Microwatt-Resolution Calorimeter for Studying the Reaction Thermodynamics of Nanomaterials at High Temperature and Pressure.

Calorimetry of reactions involving nanomaterials is of great current interest, but requires high-resolution heat flow measurements and long-term thermal stability. Such studies are especially challenging at elevated reaction pressures and temperatures. Here, we present an instrument for measuring the enthalpy of reactions between gas-phase reactants and milligram scale nanomaterial samples. This instrument can resolve the net change in the amount of gas-phase reactants due to surface reactions in an operating range from room temperature to 300 °C and reaction pressures of 10 mbar to 30 bar. The calorimetric resolution is shown to be <3 μW/√Hz, with a long-term stability <4 μW/hour.

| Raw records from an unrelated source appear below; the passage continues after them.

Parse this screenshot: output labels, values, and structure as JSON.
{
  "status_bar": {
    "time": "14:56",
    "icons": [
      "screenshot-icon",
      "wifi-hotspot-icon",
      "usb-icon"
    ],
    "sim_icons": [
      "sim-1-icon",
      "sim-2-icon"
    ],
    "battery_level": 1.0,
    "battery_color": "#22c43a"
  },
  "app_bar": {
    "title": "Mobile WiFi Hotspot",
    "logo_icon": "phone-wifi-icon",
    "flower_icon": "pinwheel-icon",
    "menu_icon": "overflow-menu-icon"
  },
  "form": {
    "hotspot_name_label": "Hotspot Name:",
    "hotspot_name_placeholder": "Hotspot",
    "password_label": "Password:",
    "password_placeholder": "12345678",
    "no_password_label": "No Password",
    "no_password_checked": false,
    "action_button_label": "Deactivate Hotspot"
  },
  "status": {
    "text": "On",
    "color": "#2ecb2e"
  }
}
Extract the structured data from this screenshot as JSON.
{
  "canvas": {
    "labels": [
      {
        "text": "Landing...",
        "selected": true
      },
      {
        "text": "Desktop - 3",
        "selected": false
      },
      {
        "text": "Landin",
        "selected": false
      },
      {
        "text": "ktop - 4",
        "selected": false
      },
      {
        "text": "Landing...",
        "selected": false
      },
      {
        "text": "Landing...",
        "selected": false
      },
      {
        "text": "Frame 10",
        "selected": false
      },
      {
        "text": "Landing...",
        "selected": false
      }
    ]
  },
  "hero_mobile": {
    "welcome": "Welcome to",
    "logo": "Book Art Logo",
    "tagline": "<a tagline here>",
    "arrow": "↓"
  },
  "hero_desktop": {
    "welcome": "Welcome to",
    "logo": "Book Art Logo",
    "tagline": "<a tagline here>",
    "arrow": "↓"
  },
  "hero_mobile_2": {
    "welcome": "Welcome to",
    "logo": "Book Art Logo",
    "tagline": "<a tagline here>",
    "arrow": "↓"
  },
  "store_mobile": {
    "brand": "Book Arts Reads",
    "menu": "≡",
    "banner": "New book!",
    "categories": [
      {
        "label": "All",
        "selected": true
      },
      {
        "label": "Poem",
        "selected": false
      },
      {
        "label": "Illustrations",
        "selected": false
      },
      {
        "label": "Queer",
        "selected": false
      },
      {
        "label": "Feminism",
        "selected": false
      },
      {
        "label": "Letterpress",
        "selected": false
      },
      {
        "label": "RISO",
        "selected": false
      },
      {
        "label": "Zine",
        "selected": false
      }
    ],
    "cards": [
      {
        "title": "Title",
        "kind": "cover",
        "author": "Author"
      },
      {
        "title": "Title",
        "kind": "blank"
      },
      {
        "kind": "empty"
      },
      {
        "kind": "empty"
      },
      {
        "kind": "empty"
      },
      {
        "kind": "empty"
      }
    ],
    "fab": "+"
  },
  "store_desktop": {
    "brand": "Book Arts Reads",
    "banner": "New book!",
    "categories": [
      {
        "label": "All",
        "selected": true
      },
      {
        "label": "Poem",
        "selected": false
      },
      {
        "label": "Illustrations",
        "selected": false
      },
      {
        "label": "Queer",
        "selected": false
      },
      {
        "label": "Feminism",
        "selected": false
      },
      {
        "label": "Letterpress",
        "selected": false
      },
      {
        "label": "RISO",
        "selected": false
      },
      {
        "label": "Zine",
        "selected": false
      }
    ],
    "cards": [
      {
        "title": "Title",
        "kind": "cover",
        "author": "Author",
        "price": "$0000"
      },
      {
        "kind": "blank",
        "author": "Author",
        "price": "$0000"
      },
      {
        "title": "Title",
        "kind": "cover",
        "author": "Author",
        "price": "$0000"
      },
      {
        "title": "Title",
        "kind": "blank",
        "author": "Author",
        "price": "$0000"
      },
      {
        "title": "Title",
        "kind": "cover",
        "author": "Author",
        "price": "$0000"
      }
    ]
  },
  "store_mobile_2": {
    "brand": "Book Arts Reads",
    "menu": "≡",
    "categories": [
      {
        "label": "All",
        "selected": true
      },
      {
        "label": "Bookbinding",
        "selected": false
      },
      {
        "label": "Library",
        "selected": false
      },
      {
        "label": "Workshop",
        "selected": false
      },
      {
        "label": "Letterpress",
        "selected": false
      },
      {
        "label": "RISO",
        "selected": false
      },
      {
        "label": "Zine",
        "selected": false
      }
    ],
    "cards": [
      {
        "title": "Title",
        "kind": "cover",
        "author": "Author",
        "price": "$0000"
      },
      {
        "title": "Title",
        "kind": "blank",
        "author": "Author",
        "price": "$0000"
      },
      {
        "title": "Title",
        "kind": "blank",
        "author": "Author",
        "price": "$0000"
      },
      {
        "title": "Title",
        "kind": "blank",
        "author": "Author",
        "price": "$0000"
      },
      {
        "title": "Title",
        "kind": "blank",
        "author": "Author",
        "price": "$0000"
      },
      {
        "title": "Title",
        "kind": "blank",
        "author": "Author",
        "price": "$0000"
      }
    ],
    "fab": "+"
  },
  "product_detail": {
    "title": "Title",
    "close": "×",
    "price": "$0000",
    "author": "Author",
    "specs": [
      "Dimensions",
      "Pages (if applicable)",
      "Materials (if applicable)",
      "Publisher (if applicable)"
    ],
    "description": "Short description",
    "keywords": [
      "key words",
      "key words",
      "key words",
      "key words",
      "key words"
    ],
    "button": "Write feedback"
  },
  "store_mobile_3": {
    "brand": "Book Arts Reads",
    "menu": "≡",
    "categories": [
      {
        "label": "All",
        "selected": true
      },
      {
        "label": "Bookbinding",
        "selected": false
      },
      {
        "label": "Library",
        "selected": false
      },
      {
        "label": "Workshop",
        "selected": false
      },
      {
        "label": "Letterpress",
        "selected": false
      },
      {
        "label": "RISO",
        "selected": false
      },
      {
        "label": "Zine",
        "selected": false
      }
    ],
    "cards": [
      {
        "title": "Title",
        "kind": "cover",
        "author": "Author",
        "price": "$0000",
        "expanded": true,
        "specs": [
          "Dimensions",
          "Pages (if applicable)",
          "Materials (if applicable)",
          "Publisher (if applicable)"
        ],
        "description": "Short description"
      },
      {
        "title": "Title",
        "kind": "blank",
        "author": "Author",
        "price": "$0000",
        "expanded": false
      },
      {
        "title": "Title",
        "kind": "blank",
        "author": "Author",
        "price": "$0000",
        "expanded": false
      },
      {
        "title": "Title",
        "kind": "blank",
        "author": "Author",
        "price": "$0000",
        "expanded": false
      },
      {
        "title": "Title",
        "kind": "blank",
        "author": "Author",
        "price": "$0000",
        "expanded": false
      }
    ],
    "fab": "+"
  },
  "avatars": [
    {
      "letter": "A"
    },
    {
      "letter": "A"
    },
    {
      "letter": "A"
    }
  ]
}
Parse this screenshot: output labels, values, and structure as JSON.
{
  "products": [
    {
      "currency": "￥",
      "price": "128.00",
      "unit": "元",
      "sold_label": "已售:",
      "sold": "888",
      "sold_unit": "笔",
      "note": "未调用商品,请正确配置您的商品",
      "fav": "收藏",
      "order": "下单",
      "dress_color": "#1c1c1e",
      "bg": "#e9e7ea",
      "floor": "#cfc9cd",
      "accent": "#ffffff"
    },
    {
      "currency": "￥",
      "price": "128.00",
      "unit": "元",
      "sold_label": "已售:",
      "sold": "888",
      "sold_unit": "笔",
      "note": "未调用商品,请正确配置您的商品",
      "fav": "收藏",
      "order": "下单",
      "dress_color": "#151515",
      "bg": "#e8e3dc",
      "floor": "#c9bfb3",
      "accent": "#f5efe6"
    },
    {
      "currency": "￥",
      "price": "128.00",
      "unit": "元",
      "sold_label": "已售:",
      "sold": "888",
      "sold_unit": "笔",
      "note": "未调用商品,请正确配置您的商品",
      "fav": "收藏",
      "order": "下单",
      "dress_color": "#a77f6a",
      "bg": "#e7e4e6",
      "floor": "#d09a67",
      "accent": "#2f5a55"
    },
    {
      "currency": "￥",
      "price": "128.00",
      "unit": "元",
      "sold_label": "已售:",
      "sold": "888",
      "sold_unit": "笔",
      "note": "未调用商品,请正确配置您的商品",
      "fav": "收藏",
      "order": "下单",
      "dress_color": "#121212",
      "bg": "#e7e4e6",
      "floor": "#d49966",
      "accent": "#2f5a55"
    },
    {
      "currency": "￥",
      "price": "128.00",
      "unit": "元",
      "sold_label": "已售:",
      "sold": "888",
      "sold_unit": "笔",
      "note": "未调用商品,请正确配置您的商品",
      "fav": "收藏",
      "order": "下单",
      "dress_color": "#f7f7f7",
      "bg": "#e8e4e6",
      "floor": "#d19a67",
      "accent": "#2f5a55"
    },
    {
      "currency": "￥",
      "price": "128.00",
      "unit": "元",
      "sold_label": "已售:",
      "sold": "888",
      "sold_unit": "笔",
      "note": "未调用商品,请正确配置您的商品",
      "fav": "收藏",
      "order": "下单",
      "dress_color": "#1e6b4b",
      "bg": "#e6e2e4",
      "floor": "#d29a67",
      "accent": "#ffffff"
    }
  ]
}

The performance of the instrument is demonstrated via a set of experiments involving H2 absorption on Pd nanoparticles at various pressures and temperatures. For this specific reaction, we obtained a mass balance resolution of 0.1 μmol/√Hz. Results from these experiments are in good agreement with past studies establishing the feasibility of performing high resolution calorimetry on milligram scale nanomaterials, which can be employed in future studies probing catalysis, phase transformations, and thermochemical energy storage.